Using the cache computed during forward propagation, you can now implement backward propagation.

In [12]:
def backward_propagation(parameters, cache, X, Y):
    """
    
    Arguments:
    parameters: dict containing our parameters 
    cache: a dict containing "Z1", "A1", "Z2" and "A2".
    X: input data of shape (2, number of examples)
    Y: "true" labels vector of shape (1, number of examples)
    
    Returns:
    grads: dict containing grads with respect to different parameters
    """
    m = X.shape[1]
    
    W1 = parameters['W1']
    W2 = parameters['W2']

    A1 = cache['A1']
    A2 = cache['A2']
    
    dZ2 = A2 - Y
    dW2 = (1/m) * np.dot(dZ2, A1.T)
    db2 = (1/m) * np.sum(dZ2, axis=1, keepdims=True)
    dZ1 = np.dot(W2.T, dZ2) * (1 - np.power(A1, 2))
    dW1 = (1/m) * np.dot(dZ1, X.T)
    db1 = (1/m) * np.sum(dZ1, axis=1, keepdims=True)
    
    grads = {"dW1": dW1,
             "db1": db1,
             "dW2": dW2,
             "db2": db2}
    
    return grads

### 02.06 Update parameters

Implement gradient descent to update (W1, b1, W2, b2) using their gradients (dW1, db1, dW2, db2).

General gradient descent rule: $\theta = \theta - \alpha \frac{\partial J }{ \partial \theta }$ where $\alpha$ is the learning rate and $\theta$ represents a parameter.

In [13]:
def update_parameters(parameters, grads, learning_rate = 1.2):
    """
    Updates parameters using the gradient descent update rule given above
    
    Arguments:
    parameters: python dictionary containing your parameters 
    grads: python dictionary containing your gradients 
    
    Returns:
    parameters: python dictionary containing your updated parameters 
    """
    W1 = copy.deepcopy(parameters['W1'])
    b1 = copy.deepcopy(parameters['b1'])
    W2 = copy.deepcopy(parameters['W2'])
    b2 = copy.deepcopy(parameters['b2'])
    
    dW1 = grads['dW1']
    db1 = grads['db1']
    dW2 = grads['dW2']
    db2 = grads['db2']
    
    W1 -= learning_rate * dW1
    b1 -= learning_rate * db1
    W2 -= learning_rate * dW2
    b2 -= learning_rate * db2
    
    parameters = {"W1": W1,
                  "b1": b1,
                  "W2": W2,
                  "b2": b2}
    
    return parameters

### 02.07 Integration

The neural network model has to use the previous functions in the right order.

In [17]:
def nn_model(X, Y, n_h, num_iterations = 10000, print_cost=False):
    """
    Arguments:
    X: dataset of shape (2, number of examples)
    Y: labels of shape (1, number of examples)
    n_h: size of the hidden layer
    num_iterations: num of iterations in gradient descent loop
    print_cost: if True, print the cost every 1000 iterations
    
    Returns:
    parameters: parameters learnt by the model. They can then be used to predict.
    """
    
    np.random.seed(3)
    n_x = layer_sizes(X, Y)[0]
    n_y = layer_sizes(X, Y)[2]
    
    parameters = initialize_parameters(n_x, n_h, n_y)

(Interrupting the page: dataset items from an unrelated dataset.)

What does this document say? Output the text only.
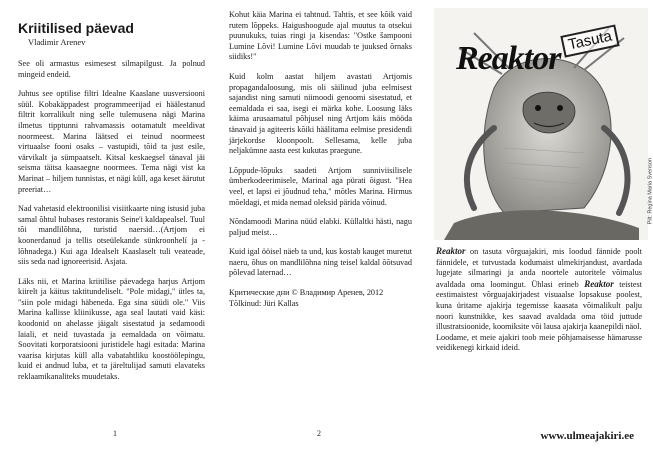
Kriitilised päevad
Vladimir Arenev

See oli armastus esimesest silmapilgust. Ja polnud mingeid endeid.

Juhtus see optilise filtri Idealne Kaaslane uusversiooni süül. Kobakäppadest programmeerijad ei häälestanud filtrit korralikult ning selle tulemusena nägi Marina ilmetus tipptunni rahvamassis ootamatult meeldivat noormeest. Marina läätsed ei teinud noormeest virtuaalse fooni osaks – vastupidi, tõid ta just esile, värvikalt ja sümpaatselt. Kitsal keskaegsel tänaval jäi seisma täitsa kaasaegne noormees. Tema nägi vist ka Marinat – hiljem tunnistas, et nägi küll, aga keset äärutut preeriat…

Nad vahetasid elektroonilisi visiitkaarte ning istusid juba samal õhtul hubases restoranis Seine'i kaldapealsel. Tuul tõi mandlilõhna, turistid naersid…(Artjom ei koonerdanud ja tellis otseülekande sünkroonhelí ja -lõhnadega.) Kui aga Idealselt Kaaslaselt tuli veateade, siis seda nad ignoreerisid. Asjata.

Läks nii, et Marina kriitilise päevadega harjus Artjom kiirelt ja käitus taktitundeliselt. "Pole midagi," ütles ta, "siin pole midagi häbeneda. Ega sina süüdi ole." Viis Marina kallisse kliinikusse, aga seal lautati vaid käsi: koodonid on ahelasse jäigalt sisestatud ja sedamoodi laiali, et neid tuvastada ja eemaldada on võimatu. Soovitati korporatsiooni juristidele hagi esitada: Marina vaarisa kirjutas küll alla vabatahtliku koostöölepingu, kuid ei andnud luba, et ta järeltulijad samuti elavateks reklaamikanaliteks muudetaks.

1

Kohut käia Marina ei tahtnud. Tahtis, et see kõik vaid rutem lõppeks. Haigushoogude ajal muutus ta otsekui puunukuks, tuias ringi ja kisendas: "Ostke šampooni Lumine Lõvi! Lumine Lõvi muudab te juuksed õrnaks siidiks!"

Kuid kolm aastat hiljem avastati Artjomis propagandaloosung, mis oli säilinud juba eelmisest sajandist ning samuti niimoodi genoomi sisestatud, et eemaldada ei saa, isegi ei märka kohe. Loosung läks käima arusaamatul põhjusel ning Artjom käis mööda tänavaid ja agiteeris kõiki häälitama eelmise presidendi järjekordse kloonpoolt. Sellesama, kelle juba neljakümne aasta eest kukutas praegune.

Lõppude-lõpuks saadeti Artjom sunniviisilisele ümberkodeerimisele, Marinal aga pürati õigust. "Hea veel, et lapsi ei jõudnud teha," mõtles Marina. Hirmus mõeldagi, et mida nemad oleksid pärida võinud.

Nõndamoodi Marina nüüd elabki. Küllaltki hästi, nagu paljud meist…

Kuid igal ööisel näeb ta und, kus kostab kauget muretut naeru, õhus on mandlilõhna ning teisel kaldal õõtsuvad põlevad laternad…

Критические дни © Владимир Аренев, 2012
Tõlkinud: Jüri Kallas
2
Reaktor Tasuta
Pilt: Regina Maria Svenson

Reaktor on tasuta võrguajakiri, mis loodud fännide poolt fännidele, et tutvustada kodumaist ulmekirjandust, avardada lugejate silmaringi ja anda noortele autoritele võimalus avaldada oma loomingut. Ühlasi erineb Reaktor teistest eestimaistest võrguajakirjadest visuaalse lopsakuse poolest, kuna üritame ajakirja tegemisse kaasata võimalikult palju noori kunstnikke, kes saavad avaldada oma töid juttude illustratsioonide, koomiksite või lausa ajakirja kaanepildi näol.

Loodame, et meie ajakiri toob meie põhjamaisesse hämarusse veidikenegi kirkaid ideid.

www.ulmeajakiri.ee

    for i in range(0, num_iterations):
        A2, cache = forward_propagation(X, parameters)
        cost = compute_cost(A2, Y)
        grads = backward_propagation(parameters, cache, X, Y)
        parameters = update_parameters(parameters, grads)

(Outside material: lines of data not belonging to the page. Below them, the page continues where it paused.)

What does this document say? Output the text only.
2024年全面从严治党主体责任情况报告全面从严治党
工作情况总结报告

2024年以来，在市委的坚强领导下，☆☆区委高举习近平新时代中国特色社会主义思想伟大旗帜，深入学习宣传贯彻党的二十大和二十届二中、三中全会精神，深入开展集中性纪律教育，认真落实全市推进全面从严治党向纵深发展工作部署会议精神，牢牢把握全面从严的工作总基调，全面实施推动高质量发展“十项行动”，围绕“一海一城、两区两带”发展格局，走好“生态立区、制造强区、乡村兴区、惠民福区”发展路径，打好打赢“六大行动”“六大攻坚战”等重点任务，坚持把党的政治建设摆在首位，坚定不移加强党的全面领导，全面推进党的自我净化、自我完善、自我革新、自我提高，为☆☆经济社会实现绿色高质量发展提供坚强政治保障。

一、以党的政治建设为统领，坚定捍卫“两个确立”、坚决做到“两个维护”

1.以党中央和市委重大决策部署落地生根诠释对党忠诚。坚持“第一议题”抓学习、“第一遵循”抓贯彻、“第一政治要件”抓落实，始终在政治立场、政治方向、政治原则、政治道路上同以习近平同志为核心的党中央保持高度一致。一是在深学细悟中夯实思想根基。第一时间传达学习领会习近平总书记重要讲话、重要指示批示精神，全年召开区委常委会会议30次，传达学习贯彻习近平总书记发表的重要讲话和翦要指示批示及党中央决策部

        # Print the cost every 1000 iterations
        if print_cost and i % 1000 == 0:
            print ("Cost after iteration %i: %f" %(i, cost))

    return parameters

### 02.08 Predict

Use forward propagation to predict results.

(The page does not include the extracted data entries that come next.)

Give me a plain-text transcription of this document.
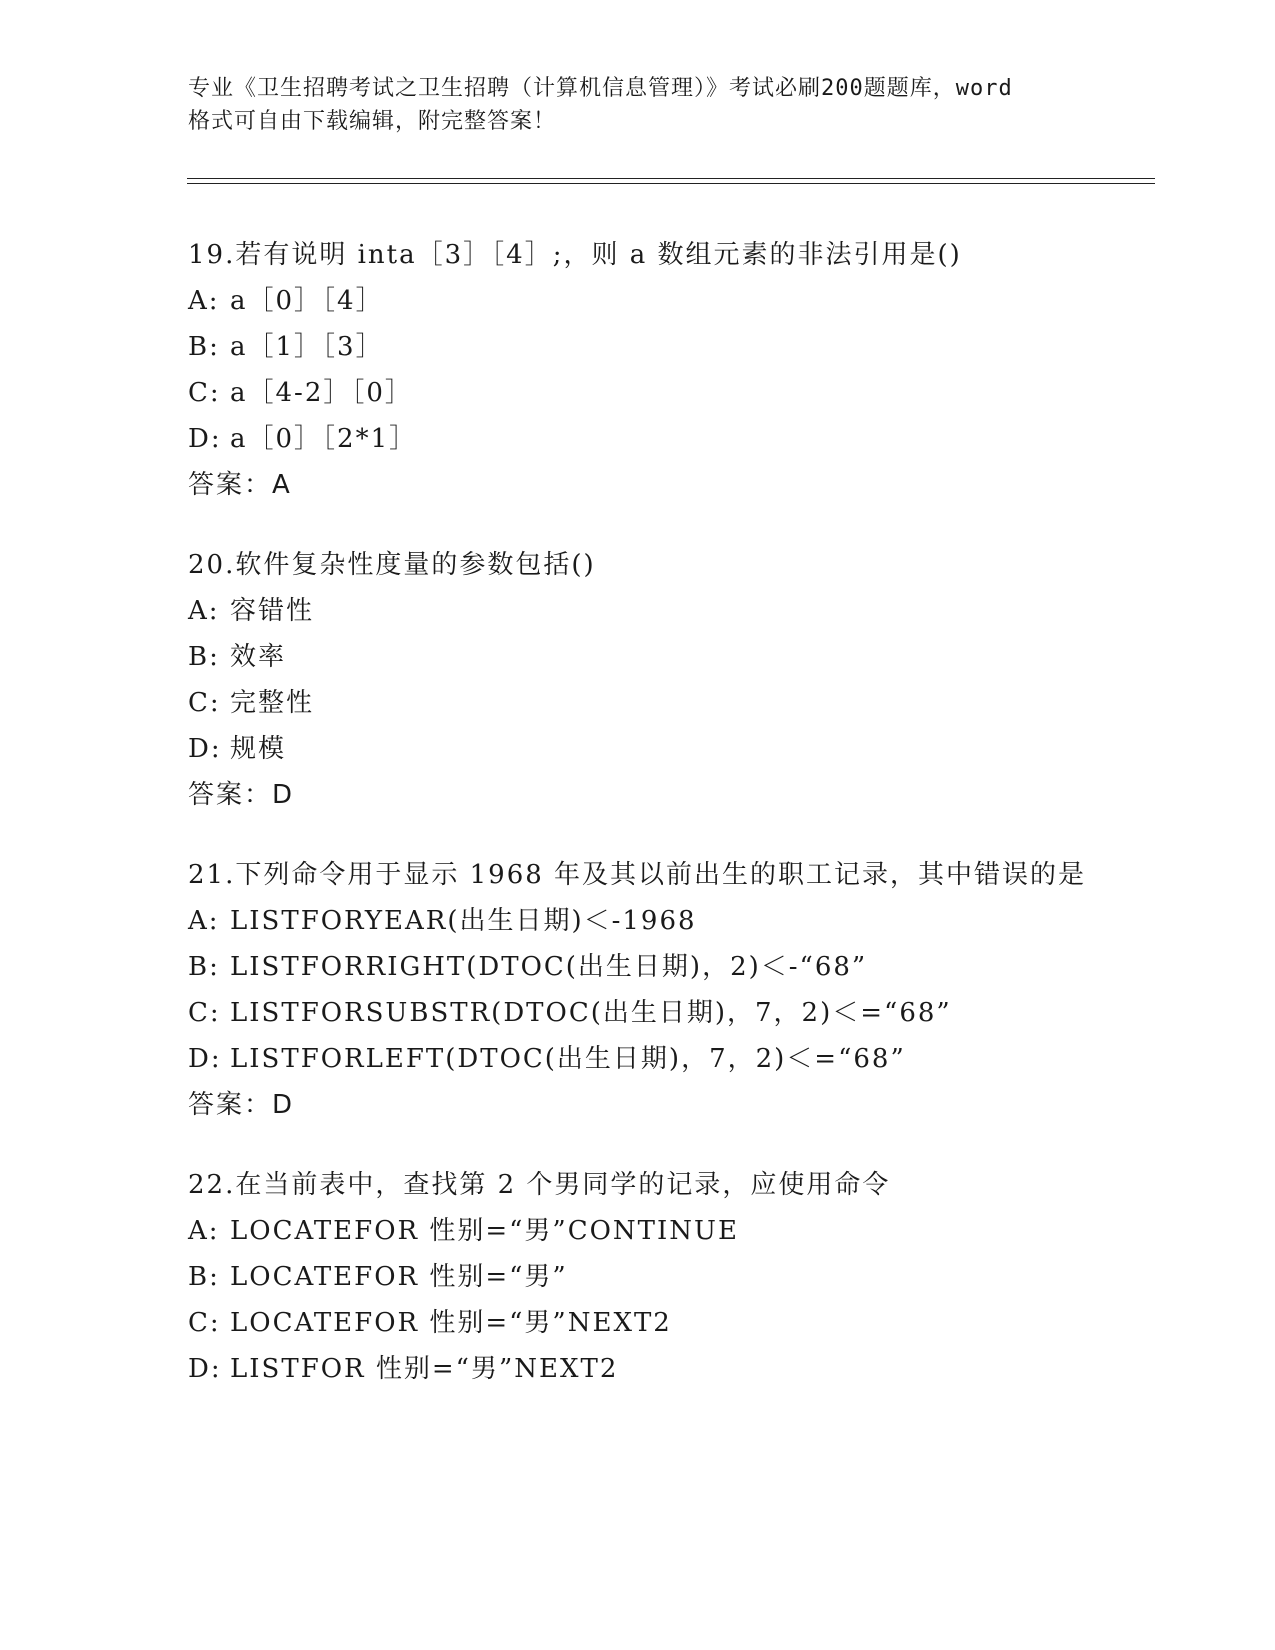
专业《卫生招聘考试之卫生招聘（计算机信息管理）》考试必刷200题题库，word
格式可自由下载编辑，附完整答案！
19.若有说明 inta［3］［4］;，则 a 数组元素的非法引用是()
A: a［0］［4］
B: a［1］［3］
C: a［4-2］［0］
D: a［0］［2*1］
答案：A
20.软件复杂性度量的参数包括()
A: 容错性
B: 效率
C: 完整性
D: 规模
答案：D
21.下列命令用于显示 1968 年及其以前出生的职工记录，其中错误的是
A: LISTFORYEAR(出生日期)＜-1968
B: LISTFORRIGHT(DTOC(出生日期)，2)＜-“68”
C: LISTFORSUBSTR(DTOC(出生日期)，7，2)＜=“68”
D: LISTFORLEFT(DTOC(出生日期)，7，2)＜=“68”
答案：D
22.在当前表中，查找第 2 个男同学的记录，应使用命令
A: LOCATEFOR 性别=“男”CONTINUE
B: LOCATEFOR 性别=“男”
C: LOCATEFOR 性别=“男”NEXT2
D: LISTFOR 性别=“男”NEXT2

predictions = $y_{prediction} = \mathbb \{\text{{activation > 0.5}}\} = \begin{cases}
      1 & \text{if}\ \text{activation} > 0.5 \\
      0 & \text{otherwise}
    \end{cases}$  

In [18]:
def predict(parameters, X):
    """
    Using the learned parameters, predicts a class for each example in X
    
    Arguments:
    parameters: python dictionary containing your parameters 
    X: input data of size (n_x, m)
    
    Returns
    predictions: vector of predictions of our model (red: 0 / blue: 1)
    """

    A2, cache = forward_propagation(X, parameters)
    predictions = A2 > 0.5
    
    return predictions